Im Bereich des widerständigen Verhaltens wendet sich Renate Hürtgen dem betrieblichen Widerstand in der DDR von den 1950er- bis zu den 1980er-Jahren zu und konstatiert bedauernd, dass dieser durch unterschiedliche Maßnahmen der Herrschenden schließlich kaum noch existierte. Offensichtlich hadert sie mit ihren eigenen Forschungsergebnissen und wirft deshalb die Frage auf, ob das widerständige Verhalten der Arbeiter privatisiert oder in andere gesellschaftliche Bereiche „abgewandert“ sein könnte. Doch vermag sie für eine entsprechende These keinen empirischen Beweis zu erbringen und die Interpretation der „Eingabepraxis“ als Widerstand überzeugt nicht. Auch Bernd Gehrkes Suche nach der Kontinuität oppositioneller Aktivitäten und oppositioneller politischer Milieus in den 1970er-Jahren muss in die Leere gehen, da auch er nur das Widerstehen einer zahlenmäßig verschwindend geringen Minderheit nachzuweisen vermag. So gewann auch die Zusammenarbeit christlicher und marxistischer Oppositioneller im „politischen Untergrund“ letztlich keine prägende Bedeutung. In einem gewissen Gegensatz dazu erkennt Thomas Klein in der Herstellung einer oppositionellen Gegenöffentlichkeit in den 1980er-Jahren eine reale Herausforderung der Diktatoren. Dies gilt jedoch nur für die Spätphase der DDR, als auch die SED dies erkannte und mit hysterischen Reaktionen gegen jede noch so vorsichtige Abweichung vom verordneten Kurs vorging.

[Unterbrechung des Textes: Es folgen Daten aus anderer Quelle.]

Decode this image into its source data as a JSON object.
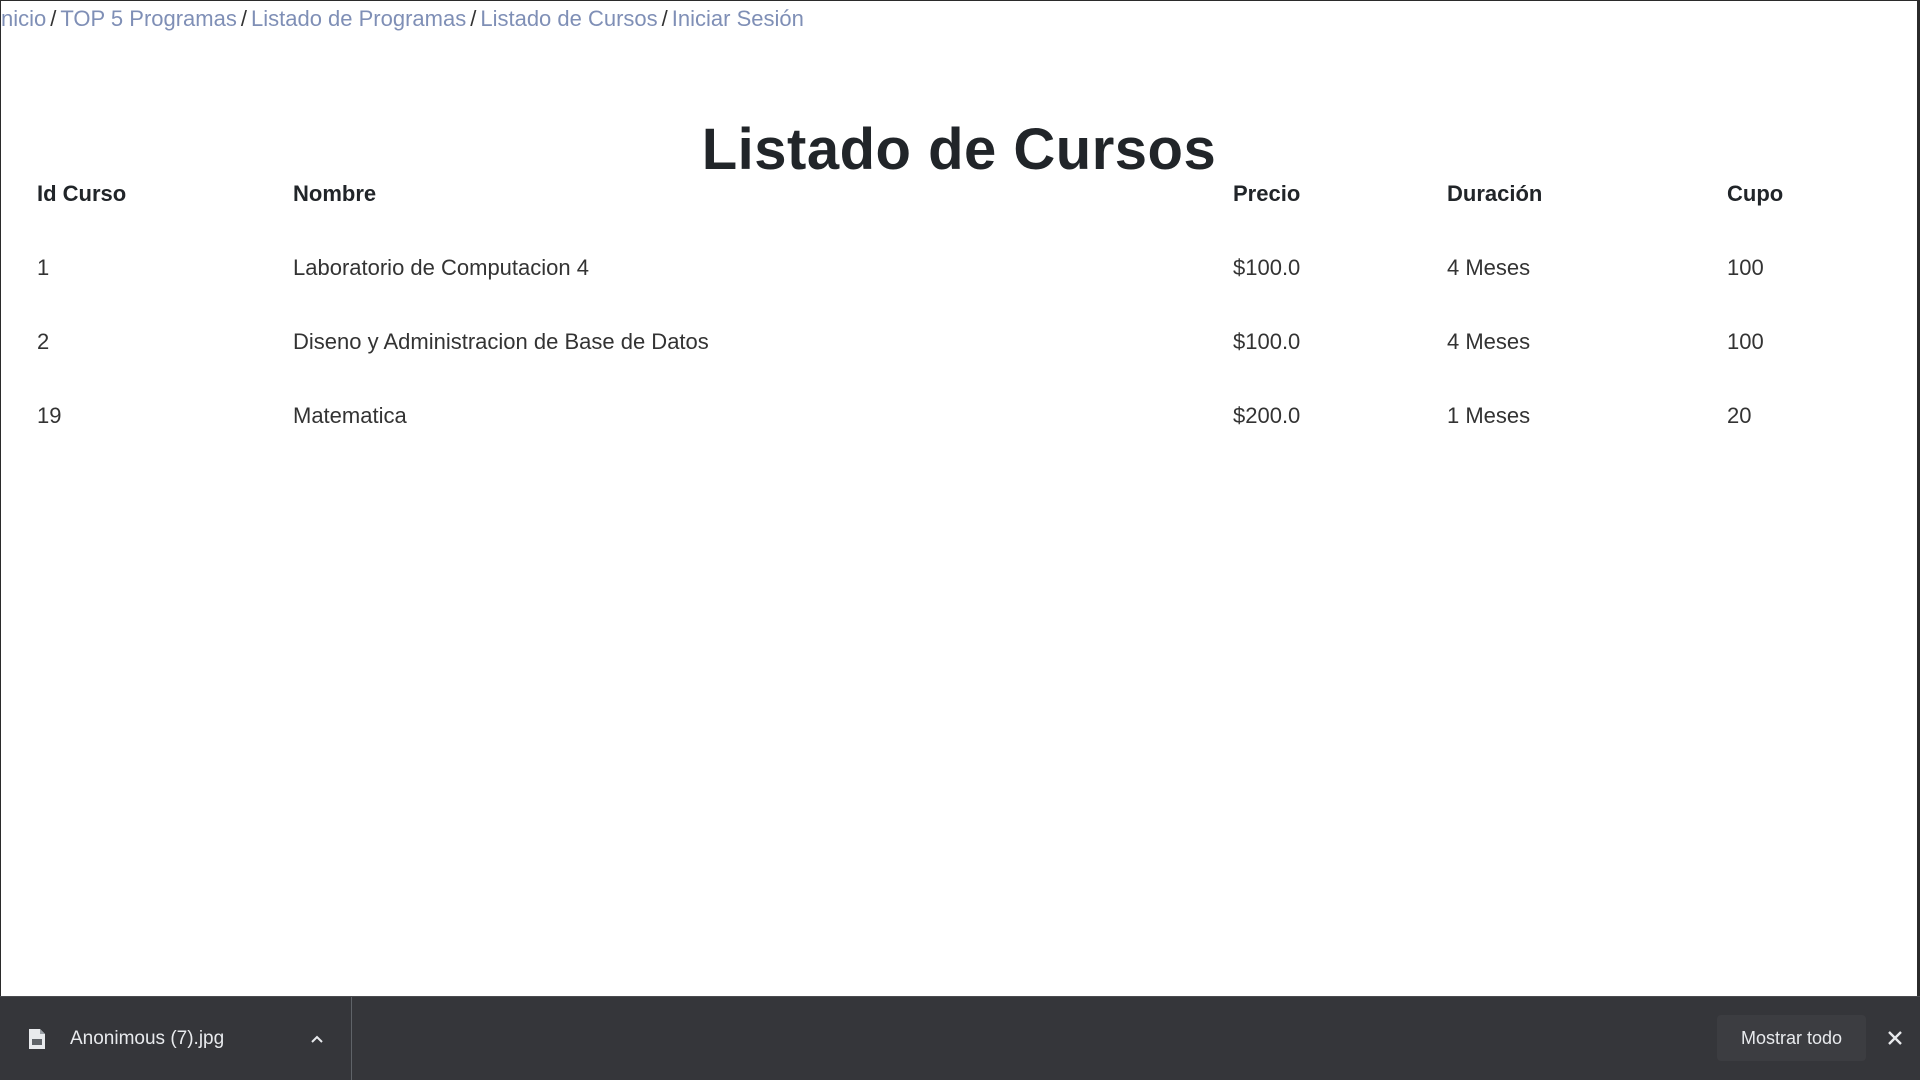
{
  "breadcrumb": {
    "items": [
      {
        "label": "nicio"
      },
      {
        "label": "TOP 5 Programas"
      },
      {
        "label": "Listado de Programas"
      },
      {
        "label": "Listado de Cursos"
      },
      {
        "label": "Iniciar Sesión"
      }
    ],
    "separator": "/"
  },
  "page": {
    "title": "Listado de Cursos"
  },
  "table": {
    "headers": [
      "Id Curso",
      "Nombre",
      "Precio",
      "Duración",
      "Cupo"
    ],
    "rows": [
      [
        "1",
        "Laboratorio de Computacion 4",
        "$100.0",
        "4 Meses",
        "100"
      ],
      [
        "2",
        "Diseno y Administracion de Base de Datos",
        "$100.0",
        "4 Meses",
        "100"
      ],
      [
        "19",
        "Matematica",
        "$200.0",
        "1 Meses",
        "20"
      ]
    ]
  },
  "downloads": {
    "file_name": "Anonimous (7).jpg",
    "file_icon": "file-icon",
    "expand_icon": "chevron-up-icon",
    "show_all_label": "Mostrar todo",
    "close_icon": "close-icon"
  },
  "colors": {
    "link": "#7f8fb6",
    "downloads_bar": "#35363a",
    "text": "#212529"
  }
}
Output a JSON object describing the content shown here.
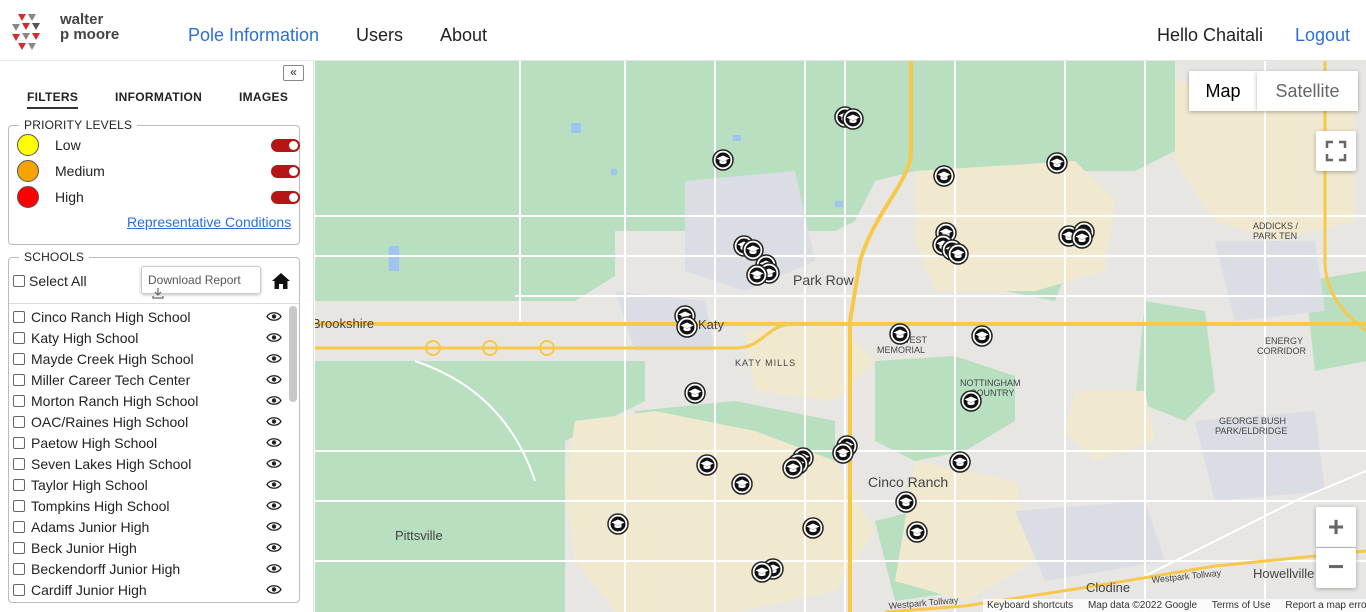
{
  "brand": {
    "name_line1": "walter",
    "name_line2": "p moore"
  },
  "nav": {
    "pole_information": "Pole Information",
    "users": "Users",
    "about": "About",
    "greeting": "Hello Chaitali",
    "logout": "Logout"
  },
  "sidebar": {
    "collapse_glyph": "«",
    "tabs": [
      "FILTERS",
      "INFORMATION",
      "IMAGES"
    ],
    "priority": {
      "legend": "PRIORITY LEVELS",
      "levels": [
        {
          "label": "Low",
          "color": "#ffff00",
          "enabled": true
        },
        {
          "label": "Medium",
          "color": "#f5a300",
          "enabled": true
        },
        {
          "label": "High",
          "color": "#ff0000",
          "enabled": true
        }
      ],
      "representative_link": "Representative Conditions"
    },
    "schools": {
      "legend": "SCHOOLS",
      "select_all": "Select All",
      "download": "Download Report",
      "items": [
        "Cinco Ranch High School",
        "Katy High School",
        "Mayde Creek High School",
        "Miller Career Tech Center",
        "Morton Ranch High School",
        "OAC/Raines High School",
        "Paetow High School",
        "Seven Lakes High School",
        "Taylor High School",
        "Tompkins High School",
        "Adams Junior High",
        "Beck Junior High",
        "Beckendorff Junior High",
        "Cardiff Junior High"
      ]
    }
  },
  "map": {
    "type_map": "Map",
    "type_satellite": "Satellite",
    "zoom_in": "+",
    "zoom_out": "−",
    "labels": {
      "park_row": "Park Row",
      "brookshire": "Brookshire",
      "katy": "Katy",
      "katy_mills": "KATY MILLS",
      "west_memorial_1": "WEST",
      "west_memorial_2": "MEMORIAL",
      "nottingham_1": "NOTTINGHAM",
      "nottingham_2": "COUNTRY",
      "addicks_1": "ADDICKS /",
      "addicks_2": "PARK TEN",
      "energy_1": "ENERGY",
      "energy_2": "CORRIDOR",
      "george_bush_1": "GEORGE BUSH",
      "george_bush_2": "PARK/ELDRIDGE",
      "cinco_ranch": "Cinco Ranch",
      "pittsville": "Pittsville",
      "clodine": "Clodine",
      "howellville": "Howellville",
      "westpark_tollway_1": "Westpark Tollway",
      "westpark_tollway_2": "Westpark Tollway"
    },
    "attribution": {
      "keyboard": "Keyboard shortcuts",
      "data": "Map data ©2022 Google",
      "terms": "Terms of Use",
      "report": "Report a map error"
    }
  }
}
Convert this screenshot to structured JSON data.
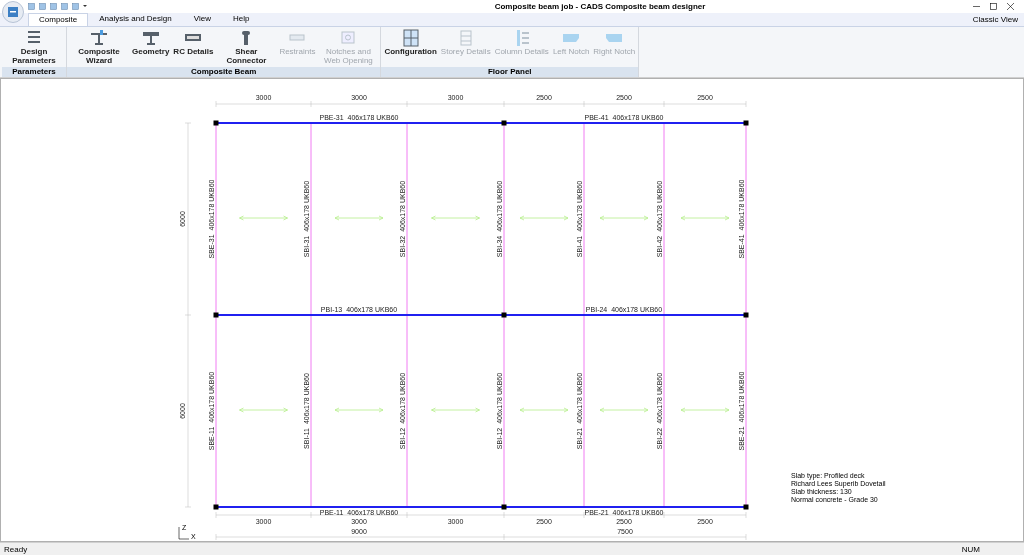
{
  "window": {
    "title": "Composite beam job - CADS Composite beam designer"
  },
  "tabs": [
    {
      "label": "Composite",
      "selected": true
    },
    {
      "label": "Analysis and Design",
      "selected": false
    },
    {
      "label": "View",
      "selected": false
    },
    {
      "label": "Help",
      "selected": false
    }
  ],
  "classic_view": "Classic View",
  "ribbon_groups": [
    {
      "title": "Parameters",
      "buttons": [
        {
          "label": "Design Parameters",
          "disabled": false
        }
      ]
    },
    {
      "title": "Composite Beam",
      "buttons": [
        {
          "label": "Composite Wizard",
          "disabled": false
        },
        {
          "label": "Geometry",
          "disabled": false
        },
        {
          "label": "RC Details",
          "disabled": false
        },
        {
          "label": "Shear Connector",
          "disabled": false
        },
        {
          "label": "Restraints",
          "disabled": true
        },
        {
          "label": "Notches and Web Opening",
          "disabled": true
        }
      ]
    },
    {
      "title": "Floor Panel",
      "buttons": [
        {
          "label": "Configuration",
          "disabled": false
        },
        {
          "label": "Storey Details",
          "disabled": true
        },
        {
          "label": "Column Details",
          "disabled": true
        },
        {
          "label": "Left Notch",
          "disabled": true
        },
        {
          "label": "Right Notch",
          "disabled": true
        }
      ]
    }
  ],
  "plan": {
    "top_dimensions": [
      "3000",
      "3000",
      "3000",
      "2500",
      "2500",
      "2500"
    ],
    "bottom_dimensions": [
      "3000",
      "3000",
      "3000",
      "2500",
      "2500",
      "2500"
    ],
    "bottom_totals": [
      "9000",
      "7500"
    ],
    "left_dimensions": [
      "6000",
      "6000"
    ],
    "horizontal_beams": [
      {
        "label": "PBE-31  406x178 UKB60"
      },
      {
        "label": "PBE-41  406x178 UKB60"
      },
      {
        "label": "PBI-13  406x178 UKB60"
      },
      {
        "label": "PBI-24  406x178 UKB60"
      },
      {
        "label": "PBE-11  406x178 UKB60"
      },
      {
        "label": "PBE-21  406x178 UKB60"
      }
    ],
    "vertical_beams_upper": [
      "SBE-31  406x178 UKB60",
      "SBI-31  406x178 UKB60",
      "SBI-32  406x178 UKB60",
      "SBI-34  406x178 UKB60",
      "SBI-41  406x178 UKB60",
      "SBI-42  406x178 UKB60",
      "SBE-41  406x178 UKB60"
    ],
    "vertical_beams_lower": [
      "SBE-11  406x178 UKB60",
      "SBI-11  406x178 UKB60",
      "SBI-12  406x178 UKB60",
      "SBI-12  406x178 UKB60",
      "SBI-21  406x178 UKB60",
      "SBI-22  406x178 UKB60",
      "SBE-21  406x178 UKB60"
    ],
    "axis": {
      "z": "Z",
      "x": "X"
    }
  },
  "notes": [
    "Slab type: Profiled deck",
    "Richard Lees Superib Dovetail",
    "Slab thickness: 130",
    "Normal concrete - Grade 30"
  ],
  "status_bar": {
    "left": "Ready",
    "right": "NUM"
  }
}
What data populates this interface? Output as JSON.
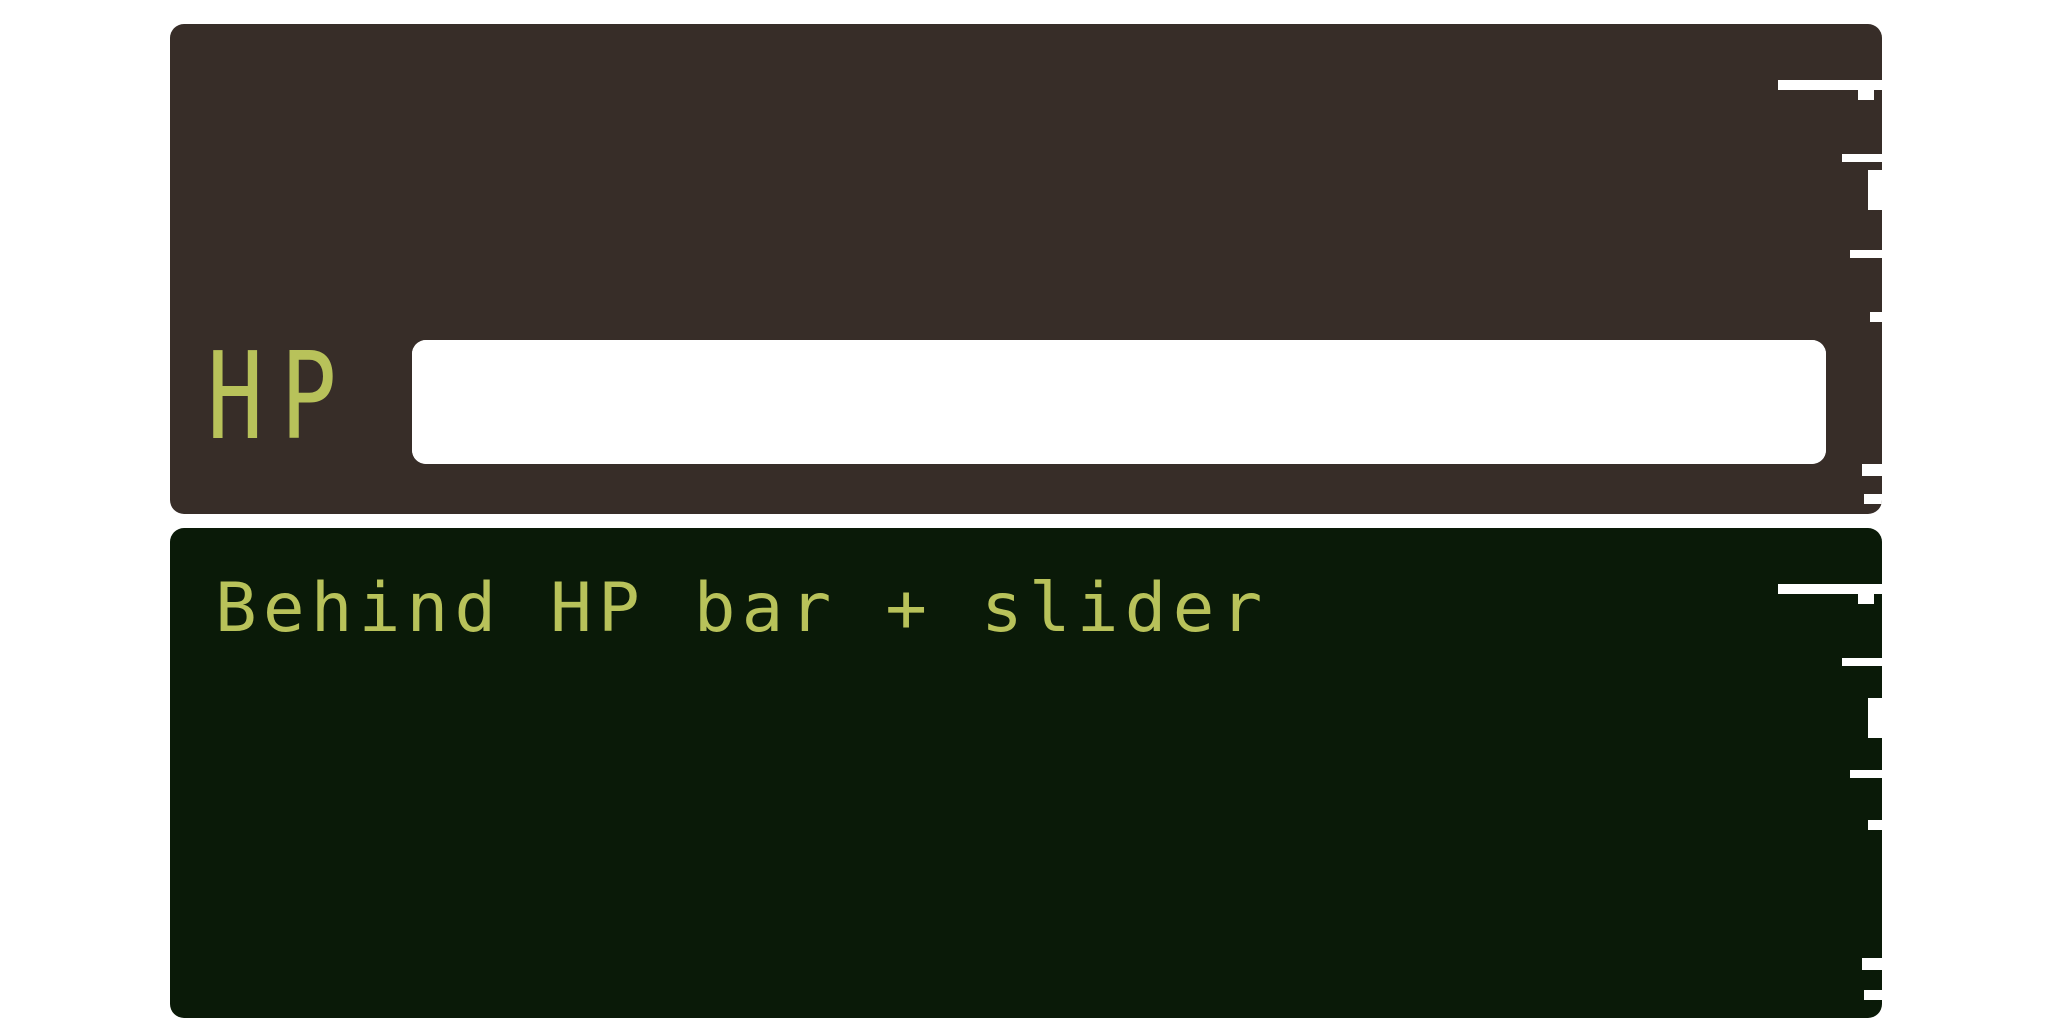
{
  "hud": {
    "hp_label": "HP",
    "hp_value_percent": 100,
    "caption": "Behind HP bar + slider"
  },
  "colors": {
    "top_panel": "#372d28",
    "bottom_panel": "#0a1a08",
    "text_accent": "#b8c25a",
    "bar_fill": "#ffffff"
  }
}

Reiner Merker untersucht die Möglichkeiten der Opposition, auf die Gesellschaft zu wirken, sich untereinander auszutauschen und eine „Zweite Öffentlichkeit“ herzustellen. Besonders bemerkenswert ist dabei, dass sich die Aufhebung des Informationsmonopols in Gera angesichts der systemloyalen Haltung der protestantischen Kirchenleitung in den Räumen einer katholischen Gemeinde vollzog; die sich hier etablierende Informationsbibliothek war dann Ausgangspunkt der Demonstrationen im Herbst 1989. Christoph Geisel äußert Zweifel an den Erinnerungen ehemaliger Oppositioneller und fragt, ob sie sich eher als siegreiche Revolutionäre oder Opfer der Wiedervereinigung verstehen. Gleichzeitig und genauso falsch wie bereits anderen Orts diffamiert er die hoch berechtigte nationale Formel „Wir sind ein Volk“ als „atavistischen Nationalismus“ (S. 290) und meint, dass besonders die Zerstörung der Umwelt in den letzten 15 Jahren rapide vorangeschritten sei. Das kann besonders aus Leipziger Sicht nur ein Kopfschütteln hervorrufen, was nicht weniger für seine Hoffnung auf die Überwindung des westlichen Politik- und Wirtschaftsmodells gilt.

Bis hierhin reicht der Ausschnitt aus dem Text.